At the 2011 census, some four per cent of Scotland’s population was said to be non-white, having doubled in the previous decade, which suggests that since 2011 it has probably increased further.

READ MORE: Nicola Sturgeon accused of pursuing grievance by not co-operating on Theresa May's racial disparity audit

During a Commons statement, Damian Green, the First Secretary of State, said an early proposal to tackle racial inequality would be the creation of 20 “hotspots,” which include Glasgow, Birmingham, Hackney and Kensington and Chelsea, where special measures would be taken, including mentoring schemes to help ethnic minorities into work, and traineeships for 16-24 year-olds, offering English, Maths and vocational training alongside work placements.
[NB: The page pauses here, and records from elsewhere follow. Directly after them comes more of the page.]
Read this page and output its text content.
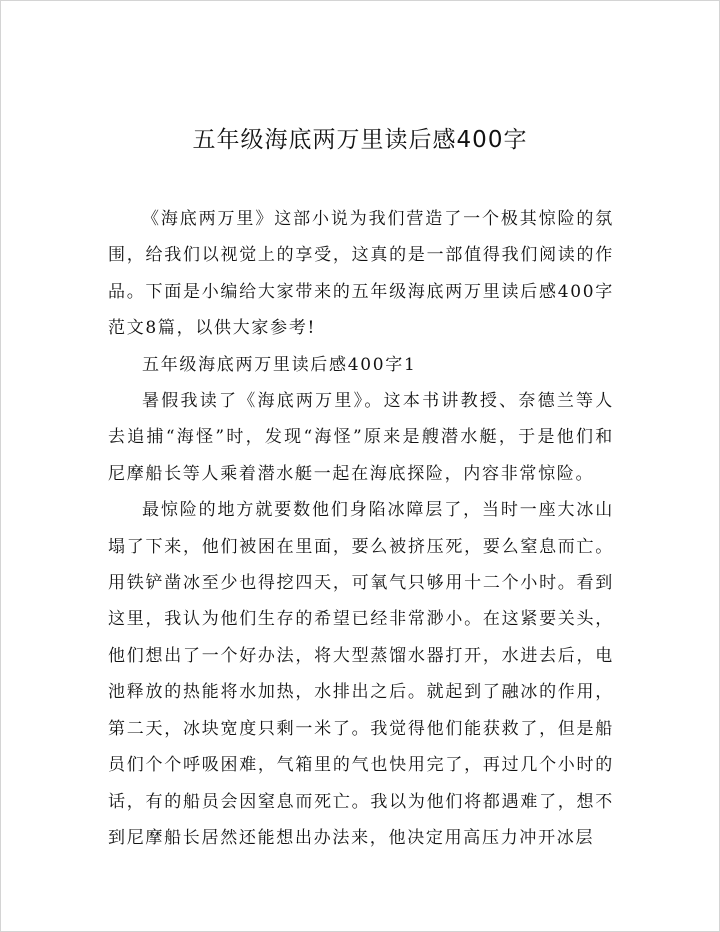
五年级海底两万里读后感400字

《海底两万里》这部小说为我们营造了一个极其惊险的氛围，给我们以视觉上的享受，这真的是一部值得我们阅读的作品。下面是小编给大家带来的五年级海底两万里读后感400字范文8篇，以供大家参考!

五年级海底两万里读后感400字1

暑假我读了《海底两万里》。这本书讲教授、奈德兰等人去追捕“海怪”时，发现“海怪”原来是艘潜水艇，于是他们和尼摩船长等人乘着潜水艇一起在海底探险，内容非常惊险。

最惊险的地方就要数他们身陷冰障层了，当时一座大冰山塌了下来，他们被困在里面，要么被挤压死，要么窒息而亡。用铁铲凿冰至少也得挖四天，可氧气只够用十二个小时。看到这里，我认为他们生存的希望已经非常渺小。在这紧要关头，他们想出了一个好办法，将大型蒸馏水器打开，水进去后，电池释放的热能将水加热，水排出之后。就起到了融冰的作用，第二天，冰块宽度只剩一米了。我觉得他们能获救了，但是船员们个个呼吸困难，气箱里的气也快用完了，再过几个小时的话，有的船员会因窒息而死亡。我以为他们将都遇难了，想不到尼摩船长居然还能想出办法来，他决定用高压力冲开冰层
But Dawn Butler for Labour claimed because the PM had overseen damaging Tory cuts, she had done nothing but exacerbate the problem of racial inequality. “Far from tackling burning injustices, she has added fuel to the fire,” she declared.

"If the Prime Minister really feels so strongly about this issue, why did she sit on this report and refuse to share it with Parliament; despite Labour asking her to publish it three months ago? This Government's report is not enough. What we need are solutions and a sustained effort to really tackle burning injustices," added the Shadow Equalities minister.